新型コロナウイルスの感染拡大による自粛要請により、今まで感じたことの無かった人間の性のようなものがあらわになってきているという記事だった。

その記事によれば人間の生活に欠かせない『衣食住』以外の物やコトで世界の多くは潤い、回っているという事実。本来であれば着る物、食べる物があり、雨風をしのげる住み家があれば十分なもの。

しかし悲しいことにそれだけでは人間というものは『暇』を持て余してしまうらしい。そこでその暇をつぶすための娯楽が生まれたということ。

例えば、
・最高出力を発揮することないスポーツカー
・ブランド物の服やアクセサリー
・美味しい食べ物
・夜の歓楽街での享楽的な遊び
・旧モデルと機能がそれほど変わらない新型スマートフォン
・国内外を問わない旅行

等々の生活必需品の消費とは違う、暇を持て余した人間が行う物やコトの消費で世界が成り立っていることを、今回の新型コロナウイルスの感染拡大による自粛で皆が気付かされたと思う。

自分もそうなのだけど、何もせずに『ぼんやり』と時を過ごすのが非常に難しいと感じる。
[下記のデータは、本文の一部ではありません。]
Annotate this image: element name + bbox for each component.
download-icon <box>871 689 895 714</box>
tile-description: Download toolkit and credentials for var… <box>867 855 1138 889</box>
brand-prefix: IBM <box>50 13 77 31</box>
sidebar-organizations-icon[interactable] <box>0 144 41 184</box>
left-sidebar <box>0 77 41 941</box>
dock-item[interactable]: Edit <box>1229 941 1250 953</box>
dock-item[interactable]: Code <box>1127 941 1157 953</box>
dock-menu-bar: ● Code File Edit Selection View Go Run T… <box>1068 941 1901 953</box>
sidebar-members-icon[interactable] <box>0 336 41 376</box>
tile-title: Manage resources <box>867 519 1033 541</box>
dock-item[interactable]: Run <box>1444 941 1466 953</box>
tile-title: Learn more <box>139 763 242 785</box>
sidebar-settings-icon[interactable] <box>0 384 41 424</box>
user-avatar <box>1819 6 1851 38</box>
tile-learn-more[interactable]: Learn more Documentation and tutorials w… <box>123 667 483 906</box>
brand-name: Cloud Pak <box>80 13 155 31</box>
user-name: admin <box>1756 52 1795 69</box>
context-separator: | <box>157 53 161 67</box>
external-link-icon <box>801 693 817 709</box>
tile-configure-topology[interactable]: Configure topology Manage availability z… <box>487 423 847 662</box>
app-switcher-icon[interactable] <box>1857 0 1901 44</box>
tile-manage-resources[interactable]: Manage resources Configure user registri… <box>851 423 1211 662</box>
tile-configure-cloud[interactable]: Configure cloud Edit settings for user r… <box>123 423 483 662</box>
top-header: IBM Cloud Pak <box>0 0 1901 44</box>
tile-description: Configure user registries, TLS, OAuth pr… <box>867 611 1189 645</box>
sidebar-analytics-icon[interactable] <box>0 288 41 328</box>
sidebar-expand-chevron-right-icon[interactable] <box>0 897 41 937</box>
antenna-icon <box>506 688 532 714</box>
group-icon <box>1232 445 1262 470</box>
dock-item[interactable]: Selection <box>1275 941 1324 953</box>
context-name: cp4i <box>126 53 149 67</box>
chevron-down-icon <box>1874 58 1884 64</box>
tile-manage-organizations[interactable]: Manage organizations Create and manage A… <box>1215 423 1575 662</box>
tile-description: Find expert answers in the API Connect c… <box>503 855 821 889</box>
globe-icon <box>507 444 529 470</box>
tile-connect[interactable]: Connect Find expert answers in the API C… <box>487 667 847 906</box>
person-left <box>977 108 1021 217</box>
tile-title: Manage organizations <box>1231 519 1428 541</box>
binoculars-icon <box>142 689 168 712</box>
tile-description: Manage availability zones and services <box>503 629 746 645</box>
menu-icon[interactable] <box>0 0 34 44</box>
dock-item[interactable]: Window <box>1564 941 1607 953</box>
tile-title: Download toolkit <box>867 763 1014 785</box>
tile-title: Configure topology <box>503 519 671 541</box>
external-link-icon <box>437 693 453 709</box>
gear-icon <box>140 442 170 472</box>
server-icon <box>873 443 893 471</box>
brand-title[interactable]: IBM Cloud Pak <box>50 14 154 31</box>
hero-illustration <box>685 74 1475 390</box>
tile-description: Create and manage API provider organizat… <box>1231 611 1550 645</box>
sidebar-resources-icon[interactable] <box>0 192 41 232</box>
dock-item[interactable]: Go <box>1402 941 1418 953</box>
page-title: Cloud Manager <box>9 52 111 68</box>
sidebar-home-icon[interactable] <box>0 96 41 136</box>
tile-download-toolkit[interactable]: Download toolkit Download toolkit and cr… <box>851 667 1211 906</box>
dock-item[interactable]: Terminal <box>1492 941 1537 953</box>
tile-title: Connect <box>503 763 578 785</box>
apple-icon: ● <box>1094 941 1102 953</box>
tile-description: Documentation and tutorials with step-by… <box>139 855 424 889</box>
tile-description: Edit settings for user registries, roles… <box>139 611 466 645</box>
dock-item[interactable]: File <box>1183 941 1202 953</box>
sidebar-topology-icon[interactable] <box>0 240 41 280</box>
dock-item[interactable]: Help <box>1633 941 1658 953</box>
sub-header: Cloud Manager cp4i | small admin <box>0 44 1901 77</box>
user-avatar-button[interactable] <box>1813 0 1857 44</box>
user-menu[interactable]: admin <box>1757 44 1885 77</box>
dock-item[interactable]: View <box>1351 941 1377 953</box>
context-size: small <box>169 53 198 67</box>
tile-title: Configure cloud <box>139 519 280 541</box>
それはどうしてなのかと考えてみると、『ぼんやり』とひとり静かに過ごしていれば、否応なしに『自分自身と向き合う』ことを強いられてしまうからだと気付く。

ぼんやりとしていると、過去の楽しかった事、つらかった事、現在目の前にある問題、未来に対する希望や不安等々に真剣に向き合わなければならなくなる。それは時に楽しい作業でもあり、時につらい作業でもあり、それから目をそらすために人々は娯楽を求め、つらい現実から逃げようとしているだけではないのかととも思う。

自粛生活でのストレスはそのような、『嫌でも自分と向き合わなければならない現実』のつらさから来るものも少なくないと思うのだ。

新型コロナウイルスの感染拡大による自粛により会社がお休みになった方も多いと思う。ただ、こんな時だからこそ自分と向き合う時間を大切にし、現在のそして未来の人生がより良きものになるよう、しっかりと思考を固めていける貴重な時間だと私は思っている。

新型コロナウイルスの感染拡大が収束すれば再び娯楽を存分に楽しめるよう、今は自分としっかりと向き合う時なんだと考え、日々を過ごすというのはどうだろうかと思う今日この頃だ。